Strona główna • Letnie Grand Prix

Kuttin: Adamem się nie martwcie...- wypowiedzi po zawodach w Hinterzarten

Po konkursie indywidualnym w Hinterzarten, najlepsza trójka (Loitzl, Ahonen oraz Morgenstern) spotkała się z dziennikarzami na konferencji prasowej.

Wolfgang Loitzl: Nie liczyłem na to, że mogę wygrać. Spekulowałem tylko, że mogę być wśród grona tych najlepszych. Ale zwycięstwo przyszło dla mnie niespodziewanie. Nie mogę jeszcze tego wszystkiego pojąć... Jeszcze nie mogę cieszyć się to chwila, bo to po prostu do mnie nie dociera, że stoję na szczycie podium. Pewnie to przyjdzie z czasem. Nastrój w naszej drużynie jest wspaniały, z reszta jak mogłoby być inaczej?

Alexander Pointner: Ludzie często pytają, co się dzieje z Loitzlem, ta wygrana jest ogromnie motywująca i dla niego i dla nas.

Janne Ahonen: Jestem zadowolony z tego weekendu. Moje skoki podczas zawodów były dobre, nie tak jak na treningach. Jestem na dobrej drodze, mimo iż nie przygotowywałem się jakoś specjalnie do tych konkursów. Oddałem około 160 skoków na igielicie, czyli tyle ile w zeszłym roku o tej porze, a w zimie osiągnąłem sukces.

Tommi Nikunen: Jesteśmy na dobrej drodze. Oczywiście widzę jeszcze drobne błędy, ale jest lepiej niż w innych latach o tej samej porze.

Heinz Kuttin: Krystian zadziwił sam siebie. Liczę, że w następny weekend w Einsiedeln i Courchevel powalczy o jeszcze wyższe miejsca, tym bardziej, że tam zabraknie kilku czołowych zawodników. A Adamem się nie martwcie. Wszystko jest w porządku. Letnia Grand Prix to tylko trening, a nikt nie oddaje na treningu samych dobrych skoków.

Thomas Morgenstern: Wynik drużyny jak i każdego zawodnika indywidualnie jest dobry. W mojej głowie ciągle „siedzi" pomysł, żeby wygrać, to jest powód, dlaczego nie jestem całkowicie szcześliwy.
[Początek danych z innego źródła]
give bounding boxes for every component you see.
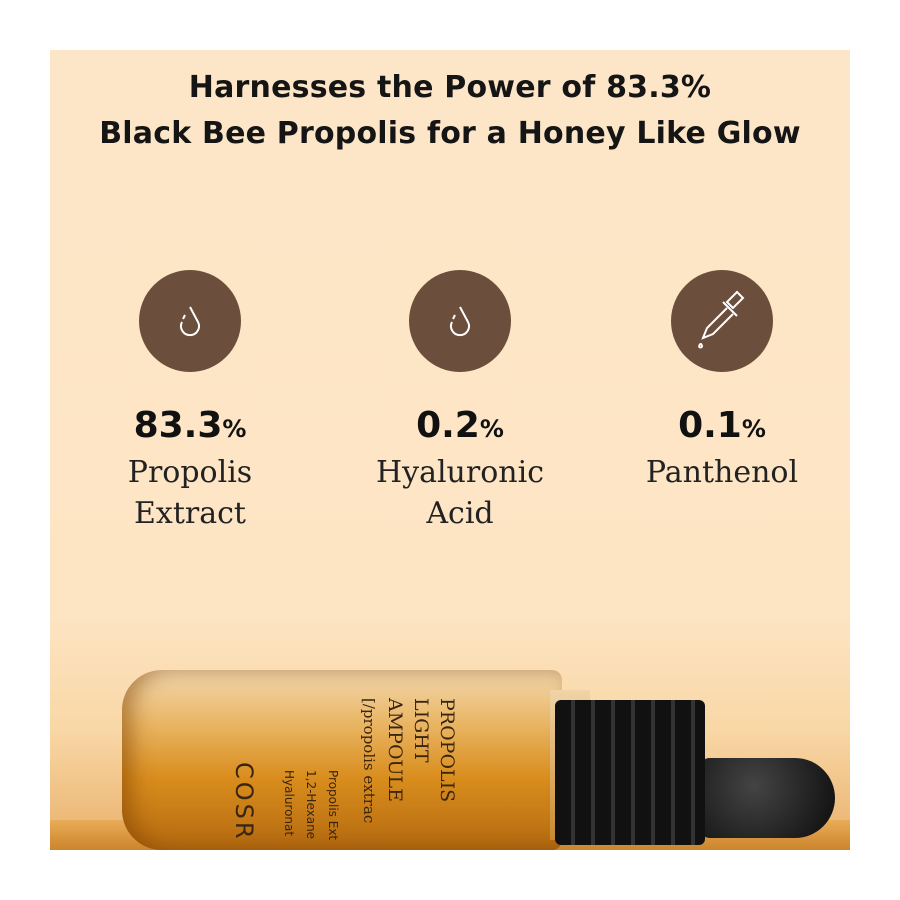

Jeżeli udałoby mi się oddać takie same skoki jak na treningu byłbym na szczycie.

Georg Spaeth: Ten drugi skok, był odpowiedni. W pierwszy miałem problemy na progu. Te zawody wiele nie pokazały, ale wiemy, że jesteśmy na dobrej drodze i wierzę, że mogę być w czołówce.

Peter Rohwein: W sumie jestem zadowolony z tego weekendu. To nic, że w niedzielę nie mieliśmy szczęścia do wiatru. Chłopcy ciężko pracowali w czasie treningów, potwierdziły to rezultaty przez nich osiągane.